When we had first arrived, we had told the government social workers that we were interested in adopting two Filipino babies and would be willing to provide foster care to any they had until it could be determined where they would go. It wasn’t long until we had the two we were going to keep. The first was a boy who weighed only nine pounds after four and a half months in a hospital nursery. The second was a one month old girl, with a bilateral hare lip and cleft palate, who weighed less than she had at birth. When we saw the condition the children were in and came to realize how many others there were who needed help, we told the social workers that we would take in additional children for temporary foster care until they could make better arrangements for them. Our goal was to treat the foster children just as if they were members of our own family, and so we finally came to set a limit of five to the number we would care for at any one time. Together with our own six (Diane gave birth to a baby girl just three years ago), that makes for eleven children in the house, and any more than that would turn our own home into an institution and destroy the very essence of the kind of care that we want to provide.
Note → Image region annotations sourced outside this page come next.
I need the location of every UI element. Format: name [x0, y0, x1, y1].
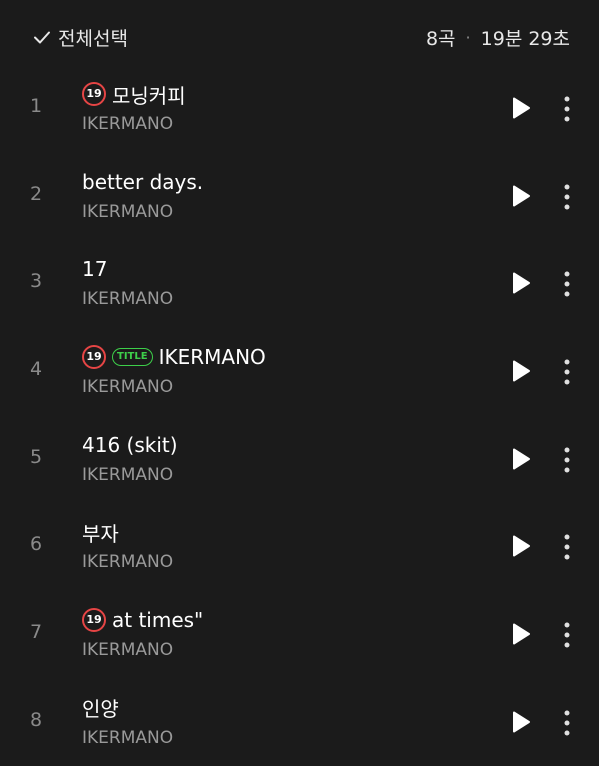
more-vertical-icon	[564, 96, 570, 122]
more-options-button[interactable]	[556, 534, 578, 560]
more-vertical-icon	[564, 184, 570, 210]
track-number: 8	[30, 708, 43, 731]
track-title: 모닝커피	[112, 83, 186, 108]
track-row[interactable]: 6 부자 IKERMANO	[0, 502, 599, 590]
track-row[interactable]: 2 better days. IKERMANO	[0, 152, 599, 240]
track-artist[interactable]: IKERMANO	[82, 114, 173, 134]
play-icon	[513, 623, 530, 645]
track-title: 17	[82, 257, 108, 282]
play-button[interactable]	[510, 710, 532, 734]
track-title: at times"	[112, 608, 204, 633]
track-artist[interactable]: IKERMANO	[82, 465, 173, 485]
play-icon	[513, 448, 530, 470]
album-summary: 8곡 · 19분 29초	[426, 22, 570, 52]
track-artist[interactable]: IKERMANO	[82, 202, 173, 222]
play-icon	[513, 272, 530, 294]
more-options-button[interactable]	[556, 184, 578, 210]
track-title: 인양	[82, 697, 119, 722]
play-button[interactable]	[510, 96, 532, 120]
track-artist[interactable]: IKERMANO	[82, 552, 173, 572]
play-button[interactable]	[510, 447, 532, 471]
more-options-button[interactable]	[556, 96, 578, 122]
track-number: 1	[30, 95, 43, 117]
more-options-button[interactable]	[556, 710, 578, 736]
track-row[interactable]: 3 17 IKERMANO	[0, 239, 599, 327]
play-button[interactable]	[510, 622, 532, 646]
title-track-badge: TITLE	[112, 348, 153, 367]
track-artist[interactable]: IKERMANO	[82, 377, 173, 397]
track-title: 416 (skit)	[82, 432, 178, 457]
track-row[interactable]: 7 19 at times" IKERMANO	[0, 590, 599, 678]
track-title-line: 부자	[82, 518, 119, 546]
more-options-button[interactable]	[556, 271, 578, 297]
track-title: 부자	[82, 521, 119, 546]
select-all-label: 전체선택	[58, 27, 128, 50]
play-icon	[513, 185, 530, 207]
track-row[interactable]: 4 19 TITLE IKERMANO IKERMANO	[0, 327, 599, 415]
track-title: better days.	[82, 169, 204, 194]
track-number: 6	[30, 533, 43, 556]
track-artist[interactable]: IKERMANO	[82, 728, 173, 748]
track-artist[interactable]: IKERMANO	[82, 640, 173, 660]
play-icon	[513, 97, 530, 119]
more-vertical-icon	[564, 271, 570, 297]
track-title-line: 인양	[82, 694, 119, 722]
tracklist-header: 전체선택 8곡 · 19분 29초	[0, 0, 599, 72]
more-vertical-icon	[564, 534, 570, 560]
track-artist[interactable]: IKERMANO	[82, 289, 173, 309]
explicit-badge: 19	[82, 82, 106, 106]
track-number: 2	[30, 182, 43, 205]
play-icon	[513, 535, 530, 557]
more-options-button[interactable]	[556, 622, 578, 648]
track-number: 3	[30, 270, 43, 293]
summary-separator: ·	[465, 27, 471, 47]
play-button[interactable]	[510, 271, 532, 295]
explicit-badge: 19	[82, 345, 106, 370]
more-vertical-icon	[564, 359, 570, 385]
track-title-line: 19 모닝커피	[82, 80, 186, 108]
track-title-line: better days.	[82, 168, 203, 196]
more-options-button[interactable]	[556, 359, 578, 385]
more-vertical-icon	[564, 622, 570, 648]
track-title: IKERMANO	[158, 345, 266, 370]
track-number: 5	[30, 445, 43, 468]
track-row[interactable]: 5 416 (skit) IKERMANO	[0, 415, 599, 503]
track-title-line: 416 (skit)	[82, 431, 178, 459]
play-button[interactable]	[510, 534, 532, 558]
explicit-badge: 19	[82, 608, 106, 633]
select-all-button[interactable]: 전체선택	[32, 22, 128, 52]
track-row[interactable]: 8 인양 IKERMANO	[0, 678, 599, 766]
more-vertical-icon	[564, 710, 570, 736]
track-count: 8곡	[425, 27, 456, 50]
total-duration: 19분 29초	[480, 27, 570, 50]
play-button[interactable]	[510, 184, 532, 208]
track-number: 4	[30, 358, 43, 381]
track-list: 1 19 모닝커피 IKERMANO 2 better days. IKERMA…	[0, 64, 599, 766]
check-icon	[32, 27, 52, 47]
play-icon	[513, 360, 530, 382]
track-title-line: 19 at times"	[82, 606, 203, 634]
play-icon	[513, 711, 530, 733]
more-vertical-icon	[564, 447, 570, 473]
track-title-line: 17	[82, 255, 107, 283]
track-number: 7	[30, 621, 43, 644]
play-button[interactable]	[510, 359, 532, 383]
more-options-button[interactable]	[556, 447, 578, 473]
track-row[interactable]: 1 19 모닝커피 IKERMANO	[0, 64, 599, 152]
track-title-line: 19 TITLE IKERMANO	[82, 343, 266, 371]
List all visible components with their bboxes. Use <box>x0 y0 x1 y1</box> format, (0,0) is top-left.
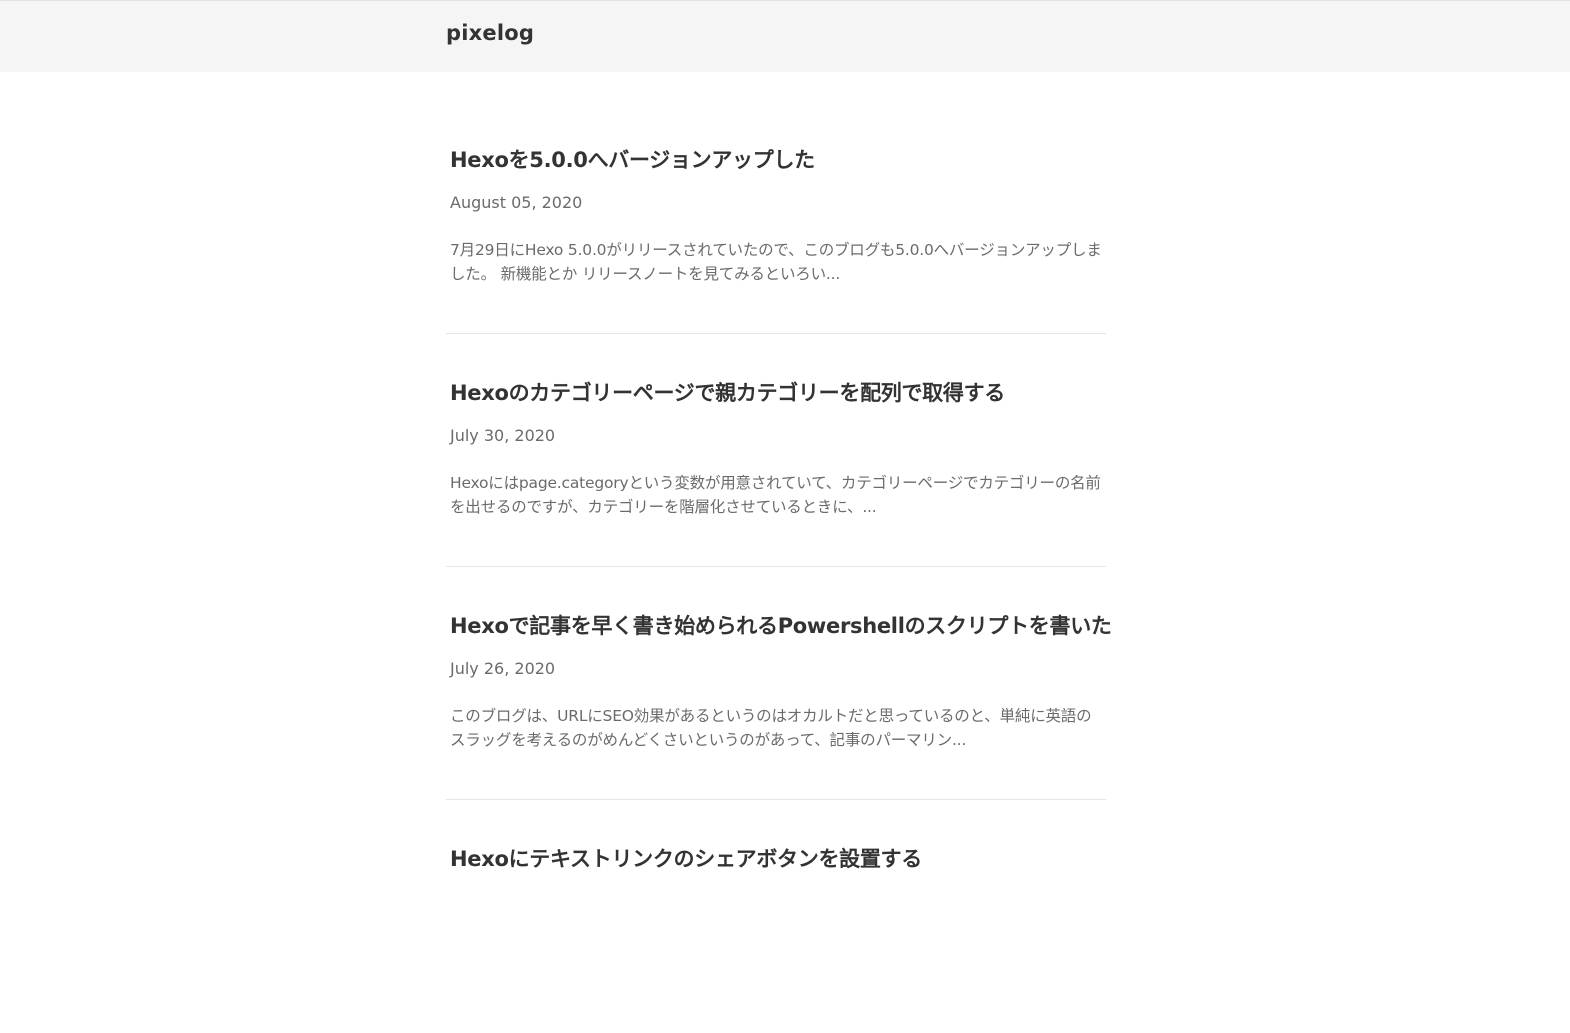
post-excerpt: このブログは、URLにSEO効果があるというのはオカルトだと思っているのと、単純… <box>450 707 1092 749</box>
post-item: Hexoで記事を早く書き始められるPowershellのスクリプトを書いた Ju… <box>446 567 1112 800</box>
post-date: July 30, 2020 <box>450 426 556 445</box>
post-title-link[interactable]: Hexoを5.0.0へバージョンアップした <box>450 144 815 174</box>
post-date: August 05, 2020 <box>450 193 583 212</box>
post-date: July 26, 2020 <box>450 659 556 678</box>
post-title-link[interactable]: Hexoで記事を早く書き始められるPowershellのスクリプトを書いた <box>450 610 1112 640</box>
post-item: Hexoにテキストリンクのシェアボタンを設置する <box>446 800 1106 1033</box>
post-title-link[interactable]: Hexoにテキストリンクのシェアボタンを設置する <box>450 843 922 873</box>
site-logo[interactable]: pixelog <box>446 21 534 45</box>
post-item: Hexoのカテゴリーページで親カテゴリーを配列で取得する July 30, 20… <box>446 334 1106 567</box>
post-list: Hexoを5.0.0へバージョンアップした August 05, 2020 7月… <box>446 72 1112 1033</box>
post-excerpt: Hexoにはpage.categoryという変数が用意されていて、カテゴリーペー… <box>450 474 1101 516</box>
post-item: Hexoを5.0.0へバージョンアップした August 05, 2020 7月… <box>446 72 1106 334</box>
site-header: pixelog <box>0 0 1570 72</box>
post-title-link[interactable]: Hexoのカテゴリーページで親カテゴリーを配列で取得する <box>450 377 1005 407</box>
post-excerpt: 7月29日にHexo 5.0.0がリリースされていたので、このブログも5.0.0… <box>450 241 1102 283</box>
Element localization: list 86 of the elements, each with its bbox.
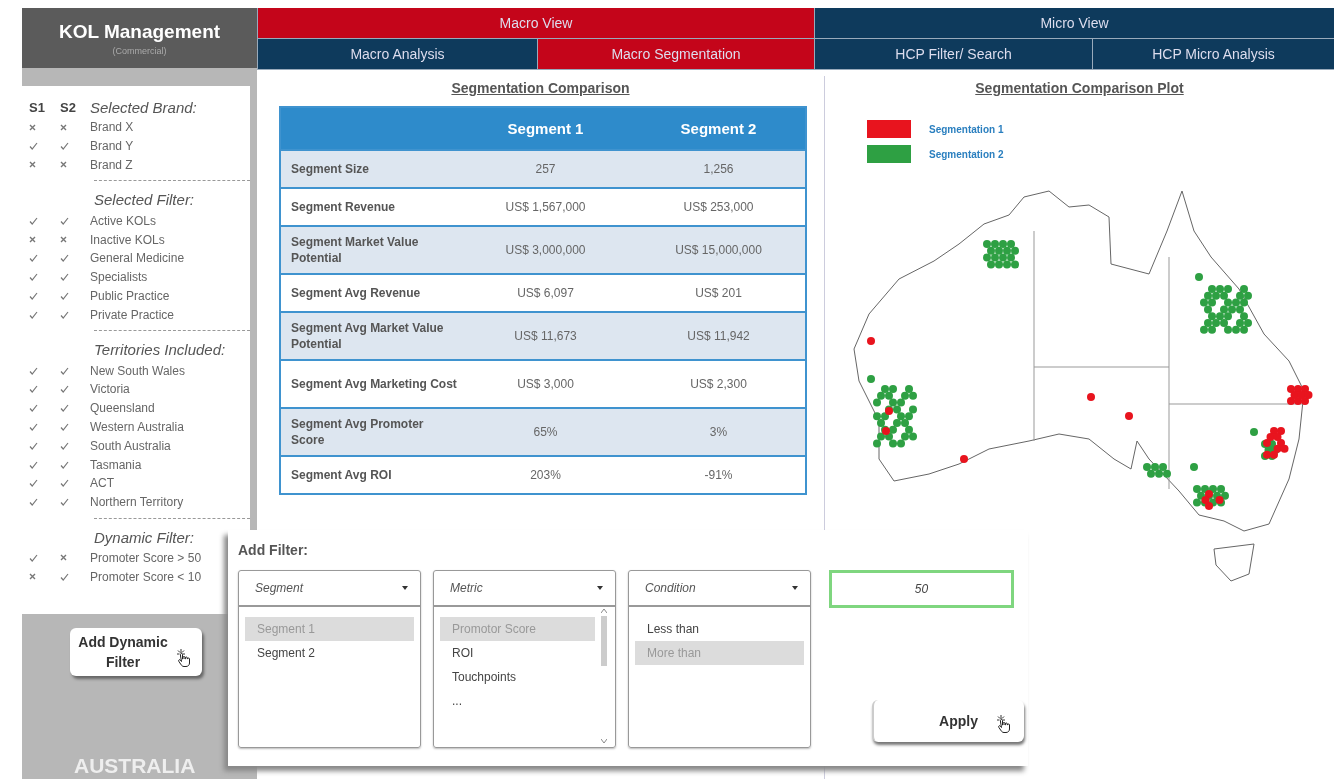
table-cell-text: 257 — [534, 162, 557, 176]
filter-item: Promoter Score > 50 — [90, 550, 202, 565]
section-heading: Selected Brand: — [90, 98, 197, 116]
filter-item: Public Practice — [90, 288, 170, 303]
table-cell-text: US$ 3,000,000 — [504, 243, 587, 257]
hand-cursor-icon — [996, 714, 1012, 734]
sub-tab[interactable]: Macro Segmentation — [537, 39, 814, 70]
row-label: Segment Market Value Potential — [290, 234, 420, 266]
list-option[interactable]: ROI — [440, 641, 595, 665]
table-cell-text: US$ 11,942 — [686, 329, 751, 343]
caret-icon — [402, 586, 408, 590]
filter-item: General Medicine — [90, 251, 185, 266]
table-cell-text: 1,256 — [702, 162, 735, 176]
table-cell-text: US$ 11,673 — [513, 329, 578, 343]
dropdown-label: Metric — [450, 581, 483, 595]
table-cell-text: -91% — [703, 468, 734, 482]
list-option[interactable]: ... — [440, 689, 595, 713]
table-cell-text: US$ 1,567,000 — [504, 200, 587, 214]
table-cell-text: 65% — [532, 425, 559, 439]
column-header: S1 — [29, 99, 45, 115]
app-title: KOL Management — [58, 20, 221, 43]
value-field[interactable]: 50 — [829, 570, 1014, 608]
filter-item: Western Australia — [90, 419, 184, 434]
filter-item: Queensland — [90, 401, 155, 416]
column-header: Segment 1 — [506, 120, 585, 137]
filter-item: New South Wales — [90, 363, 185, 378]
table-cell-text: US$ 253,000 — [682, 200, 755, 214]
filter-item: Inactive KOLs — [90, 232, 165, 247]
legend-label: Segmentation 2 — [929, 148, 1004, 160]
filter-item: Brand X — [90, 120, 134, 135]
row-label: Segment Avg ROI — [290, 467, 393, 483]
row-label: Segment Revenue — [290, 199, 397, 215]
table-cell-text: US$ 15,000,000 — [674, 243, 763, 257]
apply-button[interactable]: Apply — [872, 700, 1024, 742]
scroll-down-icon[interactable] — [601, 739, 607, 743]
filter-item: South Australia — [90, 438, 171, 453]
row-label: Segment Avg Market Value Potential — [290, 320, 445, 352]
list-option[interactable]: Less than — [635, 617, 804, 641]
scrollbar[interactable] — [599, 609, 609, 743]
caret-icon — [597, 586, 603, 590]
filter-item: Northern Territory — [90, 495, 184, 510]
list-option[interactable]: Segment 2 — [245, 641, 414, 665]
row-label: Segment Avg Promoter Score — [290, 416, 425, 448]
table-cell-text: US$ 201 — [694, 286, 743, 300]
table-cell-text: US$ 6,097 — [516, 286, 575, 300]
sub-tab[interactable]: HCP Filter/ Search — [814, 39, 1092, 70]
table-cell-text: 203% — [529, 468, 562, 482]
filter-item: Brand Y — [90, 139, 134, 154]
list-option[interactable]: Touchpoints — [440, 665, 595, 689]
panel-title: Segmentation Comparison — [450, 80, 631, 96]
hand-cursor-icon — [176, 648, 192, 669]
legend-label: Segmentation 1 — [929, 123, 1004, 135]
filter-item: Tasmania — [90, 457, 142, 472]
dialog-title: Add Filter: — [238, 542, 309, 558]
view-tab[interactable]: Micro View — [814, 8, 1334, 39]
filter-item: Private Practice — [90, 307, 175, 322]
column-header: Segment 2 — [679, 120, 758, 137]
list-box[interactable]: Segment Segment 1 Segment 2 — [238, 570, 421, 748]
filter-item: Victoria — [90, 382, 130, 397]
add-dynamic-filter-button[interactable]: Add Dynamic Filter — [70, 628, 202, 677]
section-heading: Dynamic Filter: — [94, 527, 194, 546]
row-label: Segment Avg Revenue — [290, 285, 422, 301]
sub-tab[interactable]: HCP Micro Analysis — [1092, 39, 1334, 70]
caret-icon — [792, 586, 798, 590]
section-heading: Territories Included: — [94, 340, 226, 359]
dropdown-label: Condition — [645, 581, 696, 595]
filter-item: Brand Z — [90, 158, 133, 172]
filter-item: Promoter Score < 10 — [90, 569, 202, 584]
table-cell-text: 3% — [708, 425, 729, 439]
view-tab[interactable]: Macro View — [257, 8, 814, 39]
section-heading: Selected Filter: — [94, 190, 195, 209]
row-label: Segment Size — [290, 161, 371, 177]
row-label: Segment Avg Marketing Cost — [290, 376, 458, 392]
filter-item: ACT — [90, 476, 114, 491]
table-cell-text: US$ 3,000 — [516, 377, 575, 391]
column-header: S2 — [60, 99, 76, 115]
list-box[interactable]: Metric Promotor Score ROI Touchpoints ... — [433, 570, 616, 748]
filter-item: Active KOLs — [90, 213, 157, 228]
list-box[interactable]: Condition Less than More than — [628, 570, 811, 748]
filter-item: Specialists — [90, 270, 148, 285]
panel-title: Segmentation Comparison Plot — [974, 80, 1185, 96]
table-cell-text: US$ 2,300 — [689, 377, 748, 391]
scroll-up-icon[interactable] — [601, 609, 607, 613]
dropdown-label: Segment — [255, 581, 304, 595]
sub-tab[interactable]: Macro Analysis — [257, 39, 537, 70]
app-subtitle: (Commercial) — [112, 45, 167, 56]
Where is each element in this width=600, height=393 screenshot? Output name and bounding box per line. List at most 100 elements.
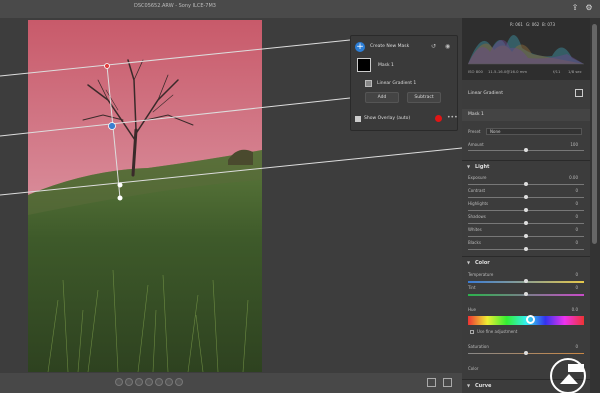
exposure-label: Exposure (468, 175, 487, 180)
temperature-label: Temperature (468, 272, 494, 277)
light-title: Light (475, 164, 490, 170)
compare-view-icon[interactable] (443, 378, 452, 387)
dot[interactable] (125, 378, 133, 386)
overlay-label: Show Overlay (auto) (364, 116, 411, 121)
readout-r: R: 061 (510, 22, 523, 27)
eye-icon[interactable]: ◉ (445, 43, 450, 50)
shadows-slider[interactable] (468, 221, 584, 225)
color-title: Color (475, 260, 490, 266)
saturation-label: Saturation (468, 344, 489, 349)
amount-slider[interactable] (468, 148, 584, 152)
highlights-slider[interactable] (468, 208, 584, 212)
light-section-header[interactable]: ▼ Light (462, 160, 590, 172)
share-icon[interactable]: ⇪ (570, 3, 580, 13)
slider-knob[interactable] (524, 195, 528, 199)
readout-b: B: 073 (542, 22, 555, 27)
whites-label: Whites (468, 227, 482, 232)
slider-knob[interactable] (524, 279, 528, 283)
chevron-right-icon: ▼ (467, 383, 471, 388)
preset-select[interactable]: None (486, 128, 582, 135)
aperture: f/11 (553, 69, 561, 74)
contrast-value[interactable]: 0 (558, 188, 578, 193)
highlights-label: Highlights (468, 201, 489, 206)
tint-slider[interactable] (468, 292, 584, 296)
amount-value[interactable]: 100 (558, 142, 578, 147)
tint-value[interactable]: 0 (558, 285, 578, 290)
shadows-value[interactable]: 0 (558, 214, 578, 219)
exposure-slider[interactable] (468, 182, 584, 186)
gradient-name[interactable]: Linear Gradient 1 (377, 81, 416, 86)
chevron-down-icon: ▼ (467, 260, 471, 265)
scrollbar[interactable] (590, 18, 600, 393)
bottom-bar (0, 373, 462, 393)
slider-knob[interactable] (524, 351, 528, 355)
image-canvas[interactable]: + Create New Mask ↺ ◉ Mask 1 Linear Grad… (0, 18, 462, 376)
color-section-header[interactable]: ▼ Color (462, 256, 590, 268)
window-title: DSC05652.ARW - Sony ILCE-7M3 (134, 3, 216, 9)
dot[interactable] (145, 378, 153, 386)
whites-value[interactable]: 0 (558, 227, 578, 232)
filmstrip-dots[interactable] (115, 378, 183, 386)
slider-knob[interactable] (524, 208, 528, 212)
dot[interactable] (135, 378, 143, 386)
add-button[interactable]: Add (365, 92, 399, 103)
blacks-slider[interactable] (468, 247, 584, 251)
shutter: 1/8 sec (568, 69, 582, 74)
dot[interactable] (155, 378, 163, 386)
slider-knob[interactable] (524, 221, 528, 225)
scrollbar-thumb[interactable] (592, 24, 597, 244)
fine-adjustment-checkbox[interactable] (470, 330, 474, 334)
temperature-value[interactable]: 0 (558, 272, 578, 277)
edit-panel: R: 061 G: 062 B: 073 ISO 800 11.5-16.0@1… (462, 18, 590, 393)
mountain-icon (560, 374, 578, 384)
blacks-value[interactable]: 0 (558, 240, 578, 245)
create-mask-button[interactable]: + (355, 42, 365, 52)
slider-knob[interactable] (524, 234, 528, 238)
amount-label: Amount (468, 142, 484, 147)
hue-value[interactable]: 0.0 (558, 307, 578, 312)
mask-thumbnail[interactable] (357, 58, 371, 72)
hue-knob[interactable] (526, 315, 535, 324)
whites-slider[interactable] (468, 234, 584, 238)
slider-knob[interactable] (524, 182, 528, 186)
slider-knob[interactable] (524, 292, 528, 296)
overlay-color-swatch[interactable] (435, 115, 442, 122)
tint-label: Tint (468, 285, 476, 290)
masks-panel: + Create New Mask ↺ ◉ Mask 1 Linear Grad… (350, 35, 458, 131)
readout-g: G: 062 (526, 22, 540, 27)
exposure-value[interactable]: 0.00 (558, 175, 578, 180)
highlights-value[interactable]: 0 (558, 201, 578, 206)
more-options-icon[interactable]: ••• (447, 114, 458, 121)
chevron-down-icon: ▼ (467, 164, 471, 169)
slider-knob[interactable] (524, 148, 528, 152)
hue-slider[interactable] (468, 315, 584, 325)
dot[interactable] (165, 378, 173, 386)
undo-icon[interactable]: ↺ (431, 43, 436, 50)
gradient-tool-icon[interactable] (575, 89, 583, 97)
landscape-photo (28, 20, 262, 372)
app-window: DSC05652.ARW - Sony ILCE-7M3 ⇪ ⚙ + Creat… (0, 0, 600, 393)
contrast-slider[interactable] (468, 195, 584, 199)
color-label: Color (468, 366, 479, 371)
fine-adjustment-label: Use fine adjustment (477, 329, 518, 334)
mask-name[interactable]: Mask 1 (378, 63, 394, 68)
dot[interactable] (115, 378, 123, 386)
subtract-button[interactable]: Subtract (407, 92, 441, 103)
fit-view-icon[interactable] (427, 378, 436, 387)
subtract-label: Subtract (414, 95, 434, 100)
gear-icon[interactable]: ⚙ (584, 3, 594, 13)
preset-label: Preset (468, 129, 481, 134)
blacks-label: Blacks (468, 240, 481, 245)
temperature-slider[interactable] (468, 279, 584, 283)
overlay-checkbox[interactable] (355, 116, 361, 122)
saturation-slider[interactable] (468, 351, 584, 355)
top-bar: DSC05652.ARW - Sony ILCE-7M3 ⇪ ⚙ (0, 0, 600, 18)
dot[interactable] (175, 378, 183, 386)
saturation-value[interactable]: 0 (558, 344, 578, 349)
iso: ISO 800 (468, 69, 483, 74)
curve-title: Curve (475, 383, 492, 389)
hue-label: Hue (468, 307, 477, 312)
slider-knob[interactable] (524, 247, 528, 251)
mask-row[interactable]: Mask 1 (462, 109, 590, 121)
tool-title: Linear Gradient (468, 91, 504, 96)
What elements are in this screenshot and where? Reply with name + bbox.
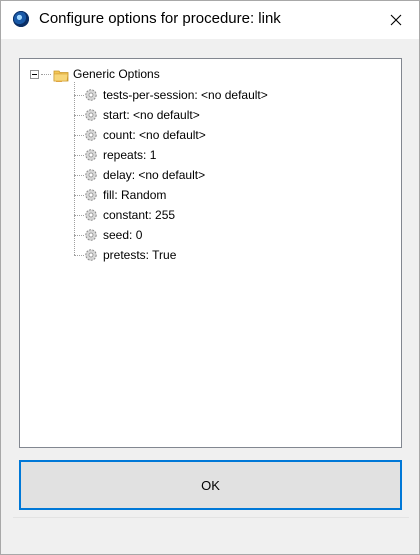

And what do we have to show for seven years of effort? At present, there are over a hundred children in the feeding program. Twenty-five children have come to us for foster care that has lasted anywhere from one week to four years. Ten of these children were able to be returned to their families, two were adopted by us, and eleven have been adopted by other families, either here or abroad. Last year we began a day care program for twenty children. They were all malnourished and came from families where there was a desperate need for the parent who was watching them to seek employment. The little boy who needed thryroid is still getting it from us. His height has doubled, he walks and talks, is toilet trained, and can do simple chores around the house. Unfortunately, he will always be retarded, but he is far less of a burden now to the family that loves him so dearly. Amelisa’s burn completely healed after three months of daily dressing changes, and three years later we arranged for surgery to release the contractures that were making it impossible for her to move her arm away from her side. And Heidi, the girl about whom the doctor said, “We’re never able to save one like that,” was pronounced completely cured two years after we started her on TB medication. And you can imagine her mother’s joy, for Heidi is one of seventeen children of whom only three have survived.

I wish I could say that we have solved some fundamental problem, but I honestly can not. At times we see a minor breakthrough in some limited area. For instance, local Filipino families seem to be becoming more disposed to adopt abandoned babies, and if our presence has in any way helped to promote that, we are very pleased. But the larger problem of malnutrition and neglect, due to both ignorance and poverty, seems to grow worse every day. Part of this is due to the migration into our area of people who expect to find jobs here and don’t, but much of it is also due simply to the growth of the population in general and to a deteriorating economic situation. Whatever the reason, it seems as if we are once again engaged in a struggle in which there is little hope of ever seeing any “light at the end of the tunnel”.

Seven years ago I returned to the Philippines , wondering if the hungry faces that had haunted me for so long from such a distance would still be there. I found they were, more of them than I had ever dreamed. But somehow, with the loss of distance, they have also lost their power to disturb. They are no longer there, they are here, and so am I.